O medicamento foi testado em quatro diferentes tipos de células infectadas pelo vírus zika. O sofosbuvir inibiu a replicação do patógeno em três linhagens celulares: uma linhagem de células neuronais humanas, chamada de SH-Sy5y, uma linhagem de células hepáticas humanas, conhecida como Huh-7, e uma linhagem de células de rim de hamster, identificada como BHK-21. Já durante os testes em uma linhagem de células de rim de macaco, que recebe o nome de Vero, não foi observado efeito do medicamento na inibição da replicação viral.
De acordo com Thiago, diversas linhagens celulares são utilizadas com frequência em estudos de virologia. “Uma vez que os modelos para estudo do vírus zika ainda não estão completamente estabelecidos, testamos diferentes linhagens celulares e escolhemos aquelas nas quais o vírus conseguiu se replicar, provocando claramente o efeito citopático [com danos às estruturas celulares]. A ação mais potente do sofosbuvir foi observada nas células hepáticas e neuronais humanas”, ressalta o pesquisador.

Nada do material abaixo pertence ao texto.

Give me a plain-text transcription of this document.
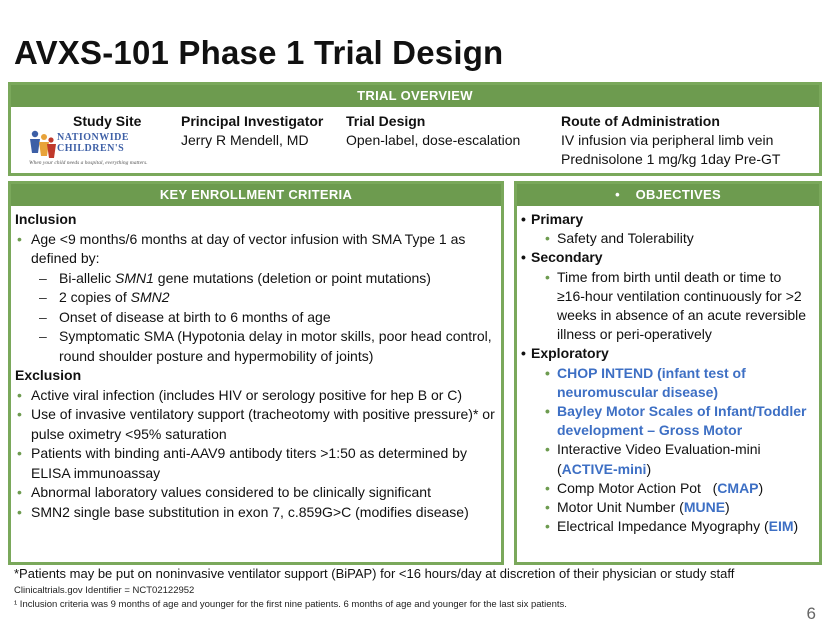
AVXS-101 Phase 1 Trial Design
TRIAL OVERVIEW
Study Site
NATIONWIDE
CHILDREN'S
When your child needs a hospital, everything matters.
Principal Investigator
Jerry R Mendell, MD
Trial Design
Open-label, dose-escalation
Route of Administration
IV infusion via peripheral limb vein
Prednisolone 1 mg/kg 1day Pre-GT
KEY ENROLLMENT CRITERIA
Inclusion
• Age <9 months/6 months at day of vector infusion with SMA Type 1 as defined by:
– Bi-allelic SMN1 gene mutations (deletion or point mutations)
– 2 copies of SMN2
– Onset of disease at birth to 6 months of age
– Symptomatic SMA (Hypotonia delay in motor skills, poor head control, round shoulder posture and hypermobility of joints)
Exclusion
• Active viral infection (includes HIV or serology positive for hep B or C)
• Use of invasive ventilatory support (tracheotomy with positive pressure)* or pulse oximetry <95% saturation
• Patients with binding anti-AAV9 antibody titers >1:50 as determined by ELISA immunoassay
• Abnormal laboratory values considered to be clinically significant
• SMN2 single base substitution in exon 7, c.859G>C (modifies disease)
•    OBJECTIVES
• Primary
• Safety and Tolerability
• Secondary
• Time from birth until death or time to ≥16-hour ventilation continuously for >2 weeks in absence of an acute reversible illness or peri-operatively
• Exploratory
• CHOP INTEND (infant test of neuromuscular disease)
• Bayley Motor Scales of Infant/Toddler development – Gross Motor
• Interactive Video Evaluation-mini (ACTIVE-mini)
• Comp Motor Action Pot   (CMAP)
• Motor Unit Number (MUNE)
• Electrical Impedance Myography (EIM)
*Patients may be put on noninvasive ventilator support (BiPAP) for <16 hours/day at discretion of their physician or study staff
Clinicaltrials.gov Identifier = NCT02122952
¹ Inclusion criteria was 9 months of age and younger for the first nine patients. 6 months of age and younger for the last six patients.	6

Segundo ele, a ausência de efeito do antiviral nas células Vero pode ter diferentes explicações. “Isso ainda não foi investigado, mas é possível que o sofosbuvir não consiga penetrar nessas células ou que, dentro delas, ele não seja convertido na sua forma ativa, o que é necessário para sua atuação. Também é possível que as células Vero tenham algum mecanismo para eliminar o fármaco, impedindo a sua ação”, pondera.
Colaboração científica
A parceria entre grupos de pesquisa é considerada essencial para os resultados obtidos e para as próximas etapas do estudo. “Esse trabalho envolveu diversos laboratórios, que contribuíram com as suas áreas de experiência, produzindo rapidamente um resultado importante. A colaboração traz mais respostas e mais qualidade para a pesquisa”, afirma Eduardo Volotão, pesquisador do Laboratório de Virologia Comparada e Ambiental do IOC, que realizou a concentração e a purificação das amostras de vírus zika utilizadas no estudo. No IOC, os Laboratórios de Imunofarmacologia, de Flavivírus e de Vírus Respiratório e do Sarampo também colaboraram com o trabalho.
De acordo com os cientistas, o fato de o sofosbuvir ser um medicamento já aprovado para uso em pacientes no caso da hepatite C pode facilitar o avanço da pesquisa. “Geralmente são necessários anos para um fármaco sair da fase de estudos pré-clínicos e chegar aos ensaios com pacientes. Como o sofosbuvir já passou pelos testes de segurança e foi aprovado para uso contra a hepatite C, esse processo pode ser bastante acelerado”, diz Thiago.
Sofosbuvir contra hepatite C
O sofosbuvir é um fármaco inovador, que foi lançado em 2013 e chegou ao Sistema Único de Saúde (SUS) para tratamento da hepatite C em dezembro de 2015. Como a maioria dos antivirais, o medicamento não está disponível nas farmácias e sua utilização só poder ser feita com acompanhamento médico. No tratamento da hepatite C, o remédio é utilizado em associação com outros antivirais. Entre as vantagens na comparação com as terapias anteriores estão o aumento da chance de cura, a redução dos efeitos colaterais e a possibilidade de administração por via oral. Em maio de 2016, a Fiocruz e o consórcio BMK assinaram um acordo para produzir o remédio no Brasil.